Objective: To explore the mechanism of action of Iguratimod (IGU) in the treatment of Gout by network pharmacology and molecular docking. Methods: Disease targets for Gout were retrieved from databases such as Genecards, DisGeNET; The potential acting targets of IGU were predicted by pharmmapper; We also mapped drug-ingredient-target to conduct network diagram. Gene ontology (GO) and Kyoto Encyclopedia of Genes and Genomes (KEGG) enrichment analyses were carried out by David online platform. Hub target genes among the intersections of the potential targets (IGU) and related genes (Gout) were constructed and screened out using protein-protein interactions (PPI) network through String database and Cytoscape databases. The molecular docking validation of Gout targets with the active compounds of IGU was finally accomplished by AutodockTool and PyMOL softwares. Results: A total of 292 potential active components of IGU compounds, 1 741 potential disease targets of Gout and 70 cross targets were screened from the above database. Network topology analysis identified 10 hub gene targets, such as SRC, AKT1, MAPK14, PPARG, and IGF1. GO enrichment analysis mainly focused on the negative regulation of apoptotic process and vascular endothelial growth factor receptor signaling pathway.
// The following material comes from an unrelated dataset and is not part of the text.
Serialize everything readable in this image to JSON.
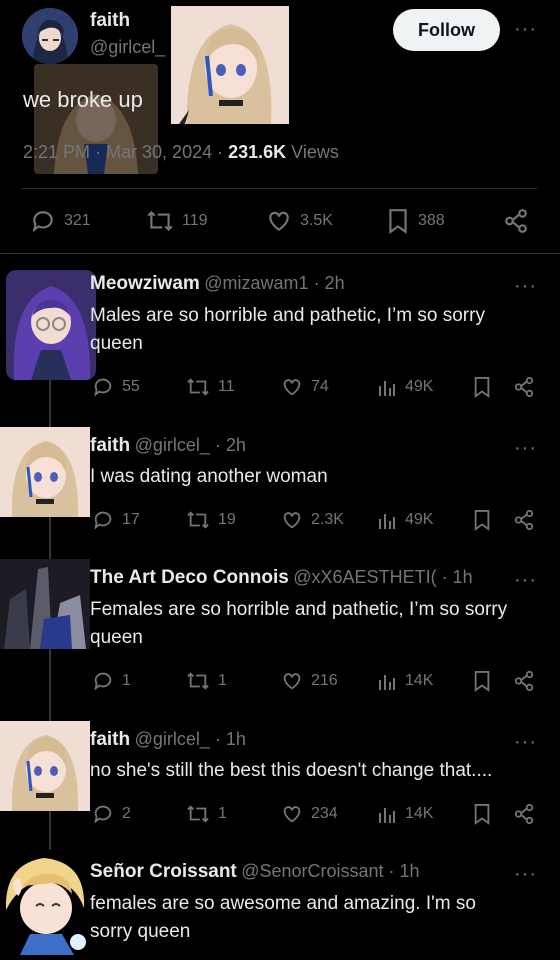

KEGG enrichment analysis illustrated that the PI3K-Akt signaling pathway, mitogen-activated protein kinases (MAPK) signaling pathway, NOD-like receptor signaling pathway, tumor necrosis factor (TNF) signaling pathway, and Th17 cell differentiation might play an important role in the pharmacological mechanism of IGU in the treatment of Gout. Molecular docking suggested that the hub genes AKT1 and MAPK14 had better binding energies with IGU. Conclusion: This study preliminarily revealed the protein targets affected by IGU when acting on Gout, and found that it may play a potential therapeutic role by multi-pathway in the treatment of Gout.